Pour autant, Me Nébié n’entend pas « baisser les bras » : « Nous allons nous concerter et puis éventuellement on verra quelle suite donner à cette affaire, s’il faut faire appel ou pas ». Malgré la déception, une chose la réconforte : « Pour une fois, ce n’était pas mal. On nous a permis de nous exprimer, c’était notre objectif ici, de présenter nos observations. Et même si on n’a pas pu avoir la constitution de partie civile au sens juridique du terme, au moins l’impact qu’on a voulu avoir sur les prévenus, les populations locales et grâce à vous les médias, sur l’ensemble de la population national, c’est déjà très positif.

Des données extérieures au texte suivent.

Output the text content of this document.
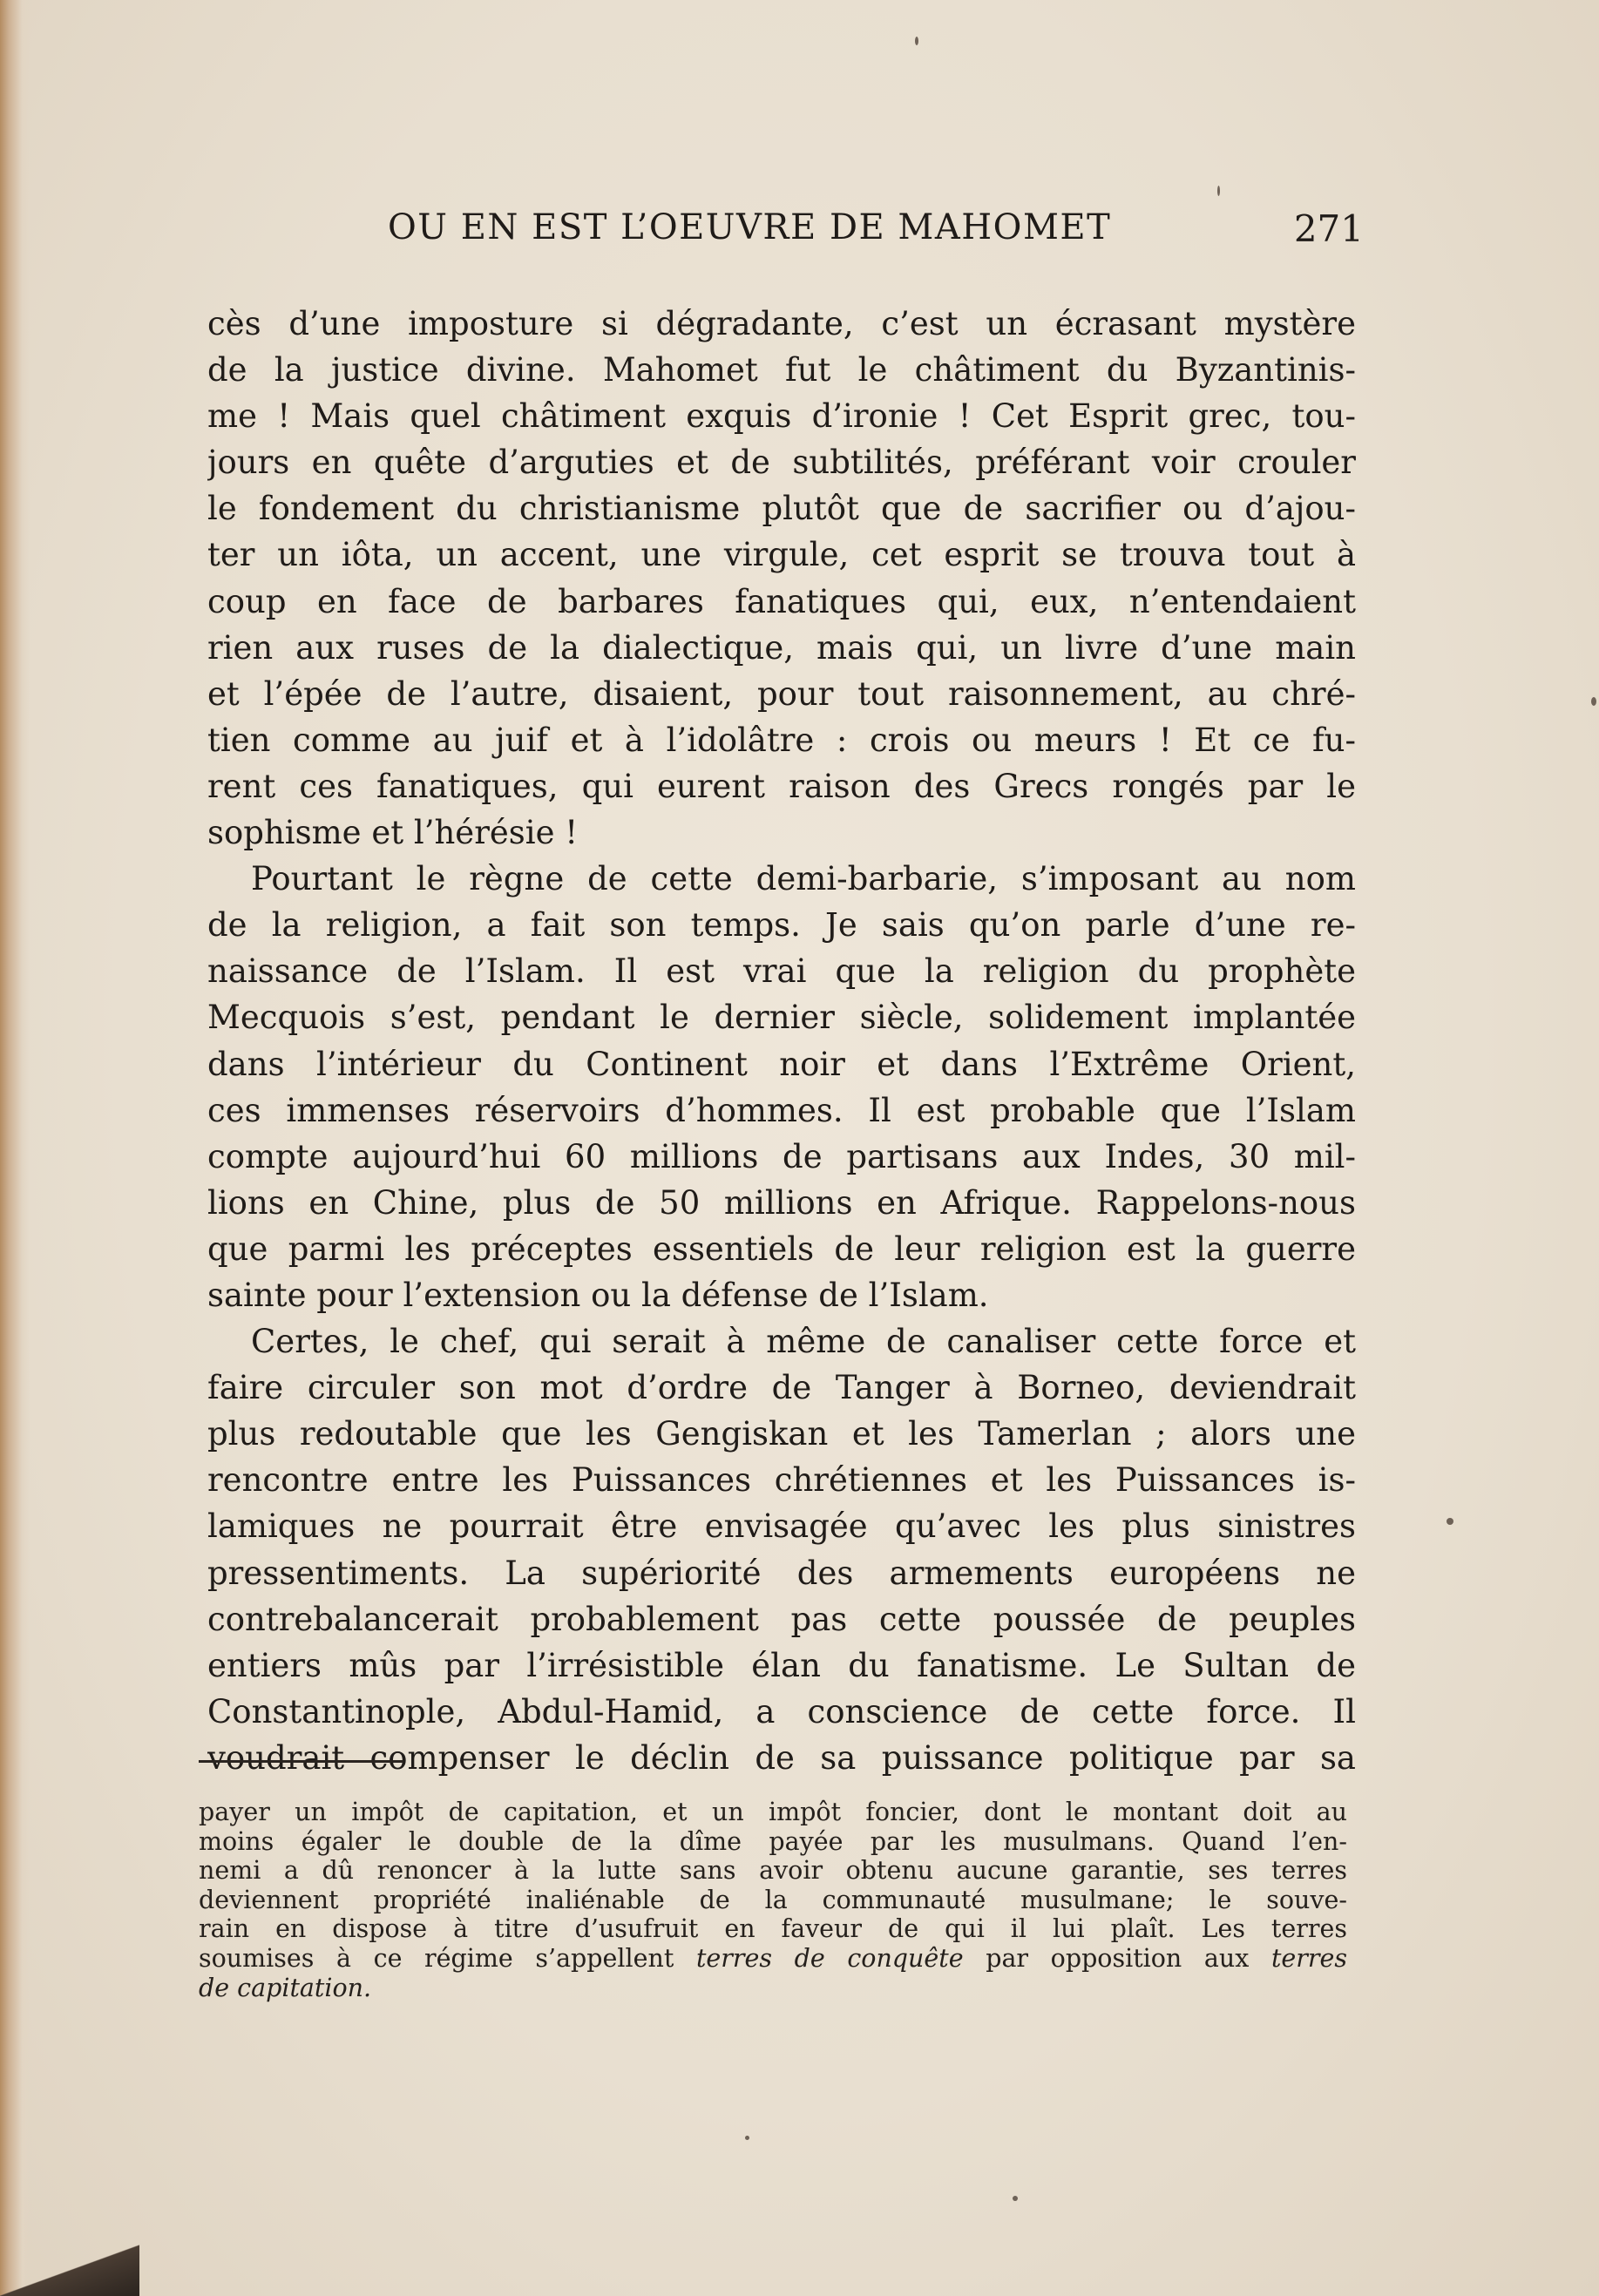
OU EN EST L’OEUVRE DE MAHOMET	271
cès d’une imposture si dégradante, c’est un écrasant mystère
de la justice divine. Mahomet fut le châtiment du Byzantinis-
me ! Mais quel châtiment exquis d’ironie ! Cet Esprit grec, tou-
jours en quête d’arguties et de subtilités, préférant voir crouler
le fondement du christianisme plutôt que de sacrifier ou d’ajou-
ter un iôta, un accent, une virgule, cet esprit se trouva tout à
coup en face de barbares fanatiques qui, eux, n’entendaient
rien aux ruses de la dialectique, mais qui, un livre d’une main
et l’épée de l’autre, disaient, pour tout raisonnement, au chré-
tien comme au juif et à l’idolâtre : crois ou meurs ! Et ce fu-
rent ces fanatiques, qui eurent raison des Grecs rongés par le
sophisme et l’hérésie !
Pourtant le règne de cette demi-barbarie, s’imposant au nom
de la religion, a fait son temps. Je sais qu’on parle d’une re-
naissance de l’Islam. Il est vrai que la religion du prophète
Mecquois s’est, pendant le dernier siècle, solidement implantée
dans l’intérieur du Continent noir et dans l’Extrême Orient,
ces immenses réservoirs d’hommes. Il est probable que l’Islam
compte aujourd’hui 60 millions de partisans aux Indes, 30 mil-
lions en Chine, plus de 50 millions en Afrique. Rappelons-nous
que parmi les préceptes essentiels de leur religion est la guerre
sainte pour l’extension ou la défense de l’Islam.
Certes, le chef, qui serait à même de canaliser cette force et
faire circuler son mot d’ordre de Tanger à Borneo, deviendrait
plus redoutable que les Gengiskan et les Tamerlan ; alors une
rencontre entre les Puissances chrétiennes et les Puissances is-
lamiques ne pourrait être envisagée qu’avec les plus sinistres
pressentiments. La supériorité des armements européens ne
contrebalancerait probablement pas cette poussée de peuples
entiers mûs par l’irrésistible élan du fanatisme. Le Sultan de
Constantinople, Abdul-Hamid, a conscience de cette force. Il
voudrait compenser le déclin de sa puissance politique par sa
payer un impôt de capitation, et un impôt foncier, dont le montant doit au
moins égaler le double de la dîme payée par les musulmans. Quand l’en-
nemi a dû renoncer à la lutte sans avoir obtenu aucune garantie, ses terres
deviennent propriété inaliénable de la communauté musulmane; le souve-
rain en dispose à titre d’usufruit en faveur de qui il lui plaît. Les terres
soumises à ce régime s’appellent terres de conquête par opposition aux terres
de capitation.
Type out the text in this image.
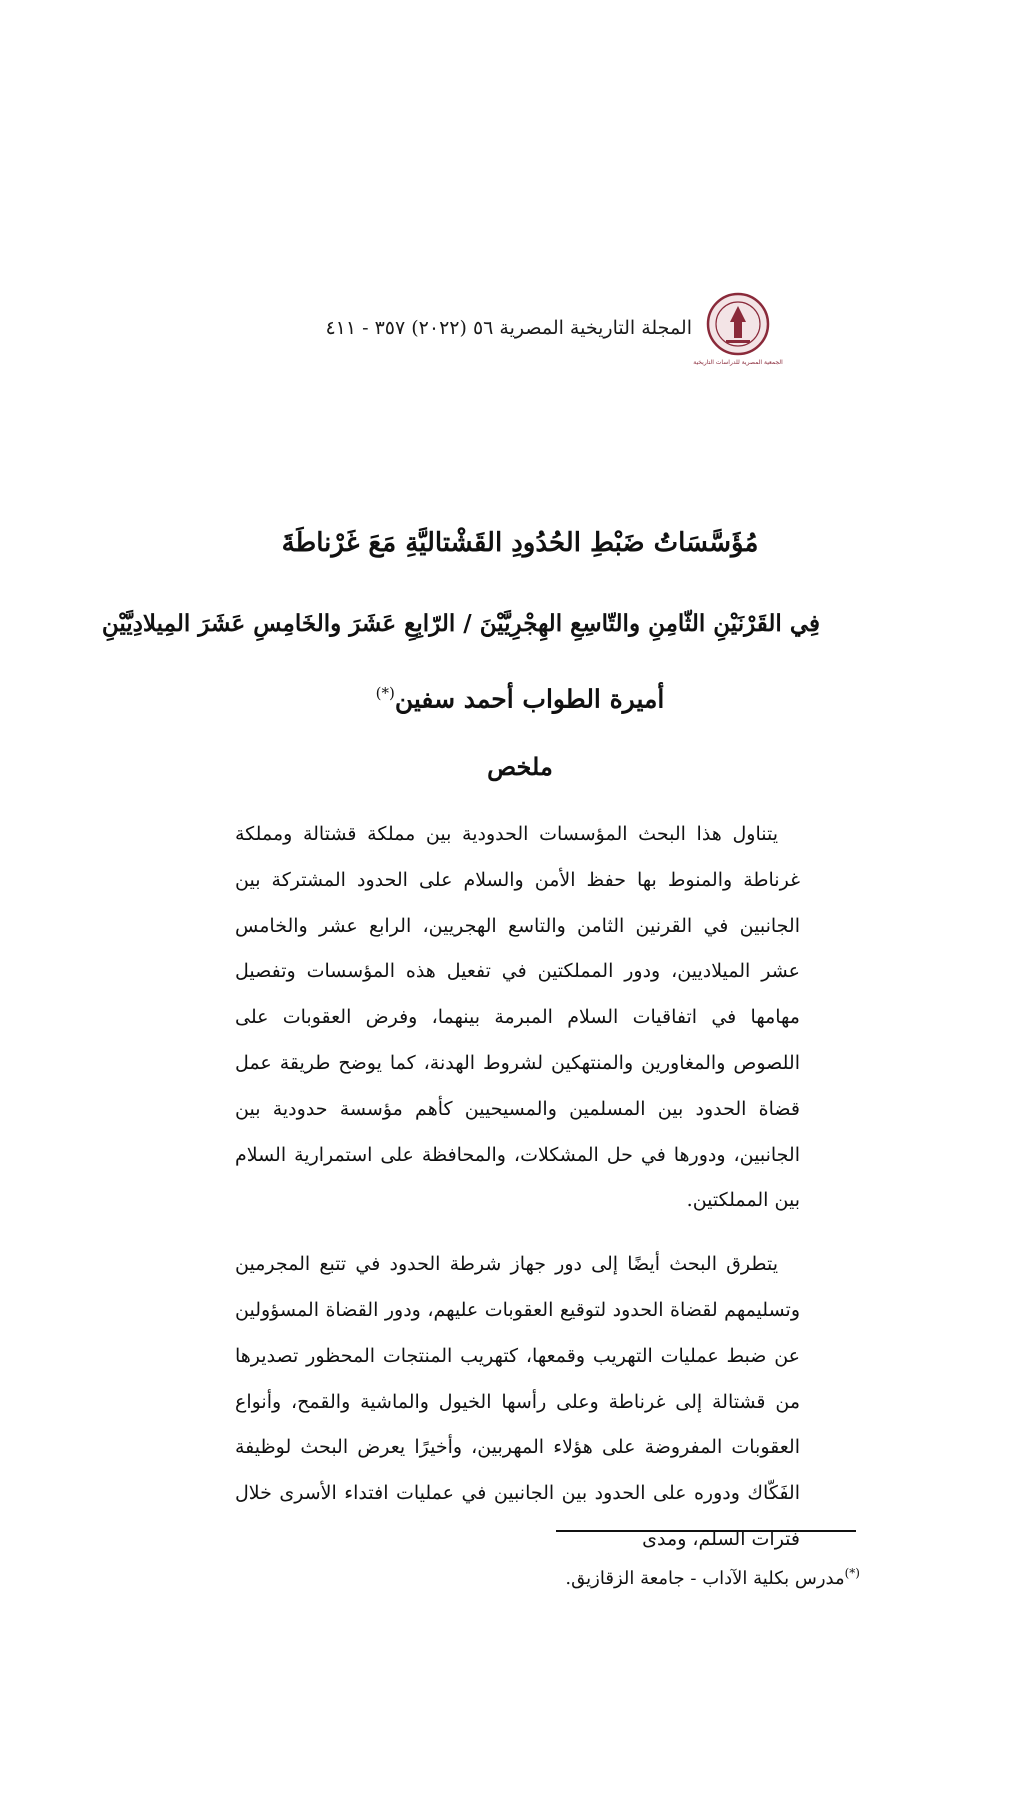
الجمعية المصرية للدراسات التاريخية
المجلة التاريخية المصرية ٥٦ (٢٠٢٢) ٣٥٧ - ٤١١
مُؤَسَّسَاتُ ضَبْطِ الحُدُودِ القَشْتاليَّةِ مَعَ غَرْناطَةَ
فِي القَرْنَيْنِ الثّامِنِ والتّاسِعِ الهِجْرِيَّيْنَ / الرّابِعِ عَشَرَ والخَامِسِ عَشَرَ المِيلادِيَّيْنِ
أميرة الطواب أحمد سفين(*)
ملخص

يتناول هذا البحث المؤسسات الحدودية بين مملكة قشتالة ومملكة غرناطة والمنوط بها حفظ الأمن والسلام على الحدود المشتركة بين الجانبين في القرنين الثامن والتاسع الهجريين، الرابع عشر والخامس عشر الميلاديين، ودور المملكتين في تفعيل هذه المؤسسات وتفصيل مهامها في اتفاقيات السلام المبرمة بينهما، وفرض العقوبات على اللصوص والمغاورين والمنتهكين لشروط الهدنة، كما يوضح طريقة عمل قضاة الحدود بين المسلمين والمسيحيين كأهم مؤسسة حدودية بين الجانبين، ودورها في حل المشكلات، والمحافظة على استمرارية السلام بين المملكتين.

يتطرق البحث أيضًا إلى دور جهاز شرطة الحدود في تتبع المجرمين وتسليمهم لقضاة الحدود لتوقيع العقوبات عليهم، ودور القضاة المسؤولين عن ضبط عمليات التهريب وقمعها، كتهريب المنتجات المحظور تصديرها من قشتالة إلى غرناطة وعلى رأسها الخيول والماشية والقمح، وأنواع العقوبات المفروضة على هؤلاء المهربين، وأخيرًا يعرض البحث لوظيفة الفَكّاك ودوره على الحدود بين الجانبين في عمليات افتداء الأسرى خلال فترات السلم، ومدى

(*)مدرس بكلية الآداب - جامعة الزقازيق.
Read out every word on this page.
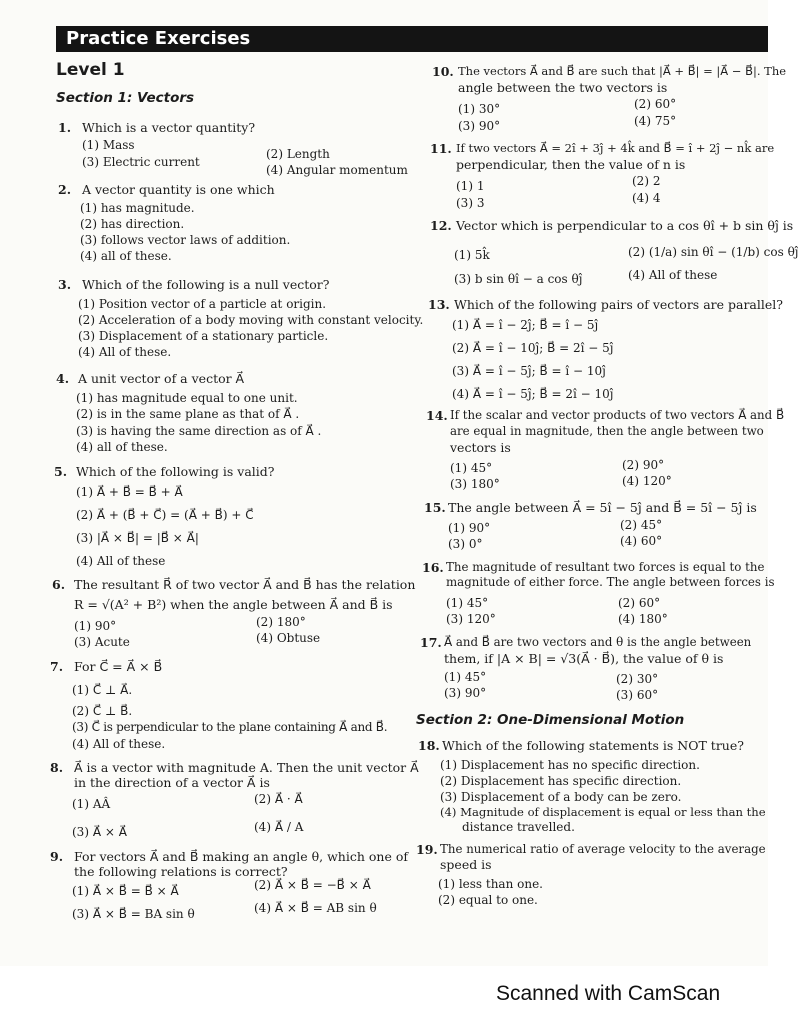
Practice Exercises
Level 1
Section 1: Vectors
1. Which is a vector quantity?
(1) Mass
(2) Length
(3) Electric current
(4) Angular momentum
2. A vector quantity is one which
(1) has magnitude.
(2) has direction.
(3) follows vector laws of addition.
(4) all of these.
3. Which of the following is a null vector?
(1) Position vector of a particle at origin.
(2) Acceleration of a body moving with constant velocity.
(3) Displacement of a stationary particle.
(4) All of these.
4. A unit vector of a vector A⃗
(1) has magnitude equal to one unit.
(2) is in the same plane as that of A⃗ .
(3) is having the same direction as of A⃗ .
(4) all of these.
5. Which of the following is valid?
(1) A⃗ + B⃗ = B⃗ + A⃗
(2) A⃗ + (B⃗ + C⃗) = (A⃗ + B⃗) + C⃗
(3) |A⃗ × B⃗| = |B⃗ × A⃗|
(4) All of these
6. The resultant R⃗ of two vector A⃗ and B⃗ has the relation
R = √(A² + B²) when the angle between A⃗ and B⃗ is
(1) 90°	(2) 180°
(3) Acute	(4) Obtuse
7. For C⃗ = A⃗ × B⃗
(1) C⃗ ⊥ A⃗.
(2) C⃗ ⊥ B⃗.
(3) C⃗ is perpendicular to the plane containing A⃗ and B⃗.
(4) All of these.
8. A⃗ is a vector with magnitude A. Then the unit vector A⃗
in the direction of a vector A⃗ is
(1) AÂ	(2) A⃗ · A⃗
(3) A⃗ × A⃗	(4) A⃗ / A
9. For vectors A⃗ and B⃗ making an angle θ, which one of
the following relations is correct?
(1) A⃗ × B⃗ = B⃗ × A⃗	(2) A⃗ × B⃗ = −B⃗ × A⃗
(3) A⃗ × B⃗ = BA sin θ	(4) A⃗ × B⃗ = AB sin θ
10. The vectors A⃗ and B⃗ are such that |A⃗ + B⃗| = |A⃗ − B⃗|. The
angle between the two vectors is
(1) 30°	(2) 60°
(3) 90°	(4) 75°
11. If two vectors A⃗ = 2î + 3ĵ + 4k̂ and B⃗ = î + 2ĵ − nk̂ are
perpendicular, then the value of n is
(1) 1	(2) 2
(3) 3	(4) 4
12. Vector which is perpendicular to a cos θî + b sin θĵ is
(1) 5k̂	(2) (1/a) sin θî − (1/b) cos θĵ
(3) b sin θî − a cos θĵ	(4) All of these
13. Which of the following pairs of vectors are parallel?
(1) A⃗ = î − 2ĵ; B⃗ = î − 5ĵ
(2) A⃗ = î − 10ĵ; B⃗ = 2î − 5ĵ
(3) A⃗ = î − 5ĵ; B⃗ = î − 10ĵ
(4) A⃗ = î − 5ĵ; B⃗ = 2î − 10ĵ
14. If the scalar and vector products of two vectors A⃗ and B⃗
are equal in magnitude, then the angle between two
vectors is
(1) 45°	(2) 90°
(3) 180°	(4) 120°
15. The angle between A⃗ = 5î − 5ĵ and B⃗ = 5î − 5ĵ is
(1) 90°	(2) 45°
(3) 0°	(4) 60°
16. The magnitude of resultant two forces is equal to the
magnitude of either force. The angle between forces is
(1) 45°	(2) 60°
(3) 120°	(4) 180°
17. A⃗ and B⃗ are two vectors and θ is the angle between
them, if |A × B| = √3(A⃗ · B⃗), the value of θ is
(1) 45°	(2) 30°
(3) 90°	(3) 60°
Section 2: One-Dimensional Motion
18. Which of the following statements is NOT true?
(1) Displacement has no specific direction.
(2) Displacement has specific direction.
(3) Displacement of a body can be zero.
(4) Magnitude of displacement is equal or less than the
distance travelled.
19. The numerical ratio of average velocity to the average
speed is
(1) less than one.
(2) equal to one.
Scanned with CamScan
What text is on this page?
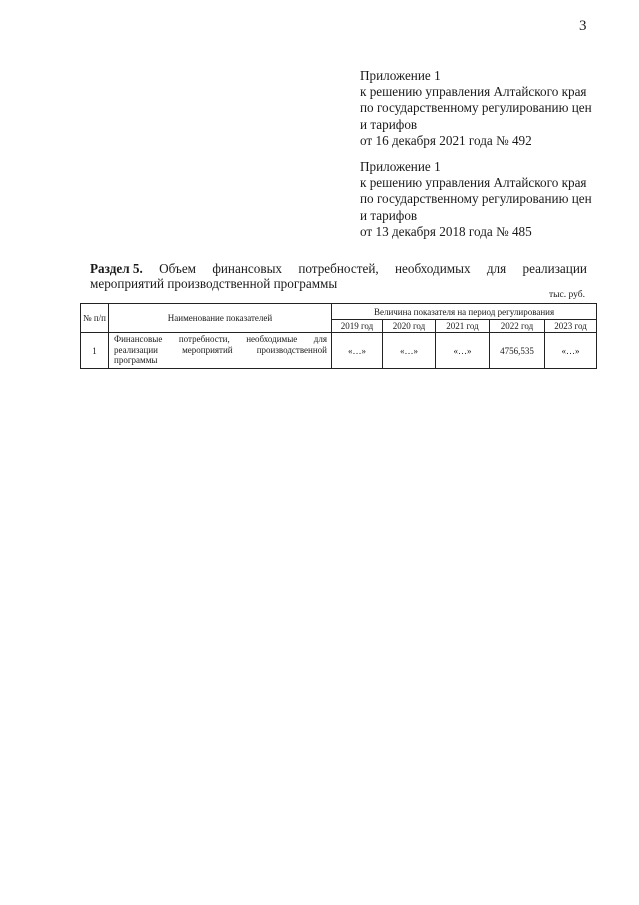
3
Приложение 1
к решению управления Алтайского края
по государственному регулированию цен
и тарифов
от 16 декабря 2021 года № 492
Приложение 1
к решению управления Алтайского края
по государственному регулированию цен
и тарифов
от 13 декабря 2018 года № 485
Раздел 5. Объем финансовых потребностей, необходимых для реализации
мероприятий производственной программы
тыс. руб.
№ п/п	Наименование показателей	Величина показателя на период регулирования				
		2019 год	2020 год	2021 год	2022 год	2023 год
1	Финансовые потребности, необходимые для реализации мероприятий производственной программы	«…»	«…»	«…»	4756,535	«…»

Et ça on le note, au bénéfice de l’association ».

Présente au jugement, la secrétaire exécutive de l’Association GASCODE a essayé de donner une explication à la persistance de la pratique de l’excision dans la région du plateau-central. Et, ce en dépit des multiples actions de sensibilisation qu’ils mènent depuis 2009, avec l’appui de l’UNICEF. « Dans la société, les gens n’ont pas les mêmes habitudes. Certains comprennent facilement et ils adhèrent, d’autres sont en train d’hésiter : exciser ou pas exciser, si je n’excise pas qu’est-ce qui va m’arriver. Ils attendent de voir. Enfin, il y a ceux qui sont prêts à tout même si on doit couper leur tête. A ces personnes on n’y peut rien mais généralement, elles sont minoritaires », témoigne Félicité Bassolé. Face aux endurcies de la pratique, elle estime qu’il faut « taper plus fort » tout en continuant la sensibilisation. « Je sens que nous sommes en train d’aller en crescendo. Au début c’était des sursis, ensuite c’était deux trois mois voir un an. Mais vous voyez la sanction de ce soir, on est allé jusqu’à la peine maximale », avant de se réjouir.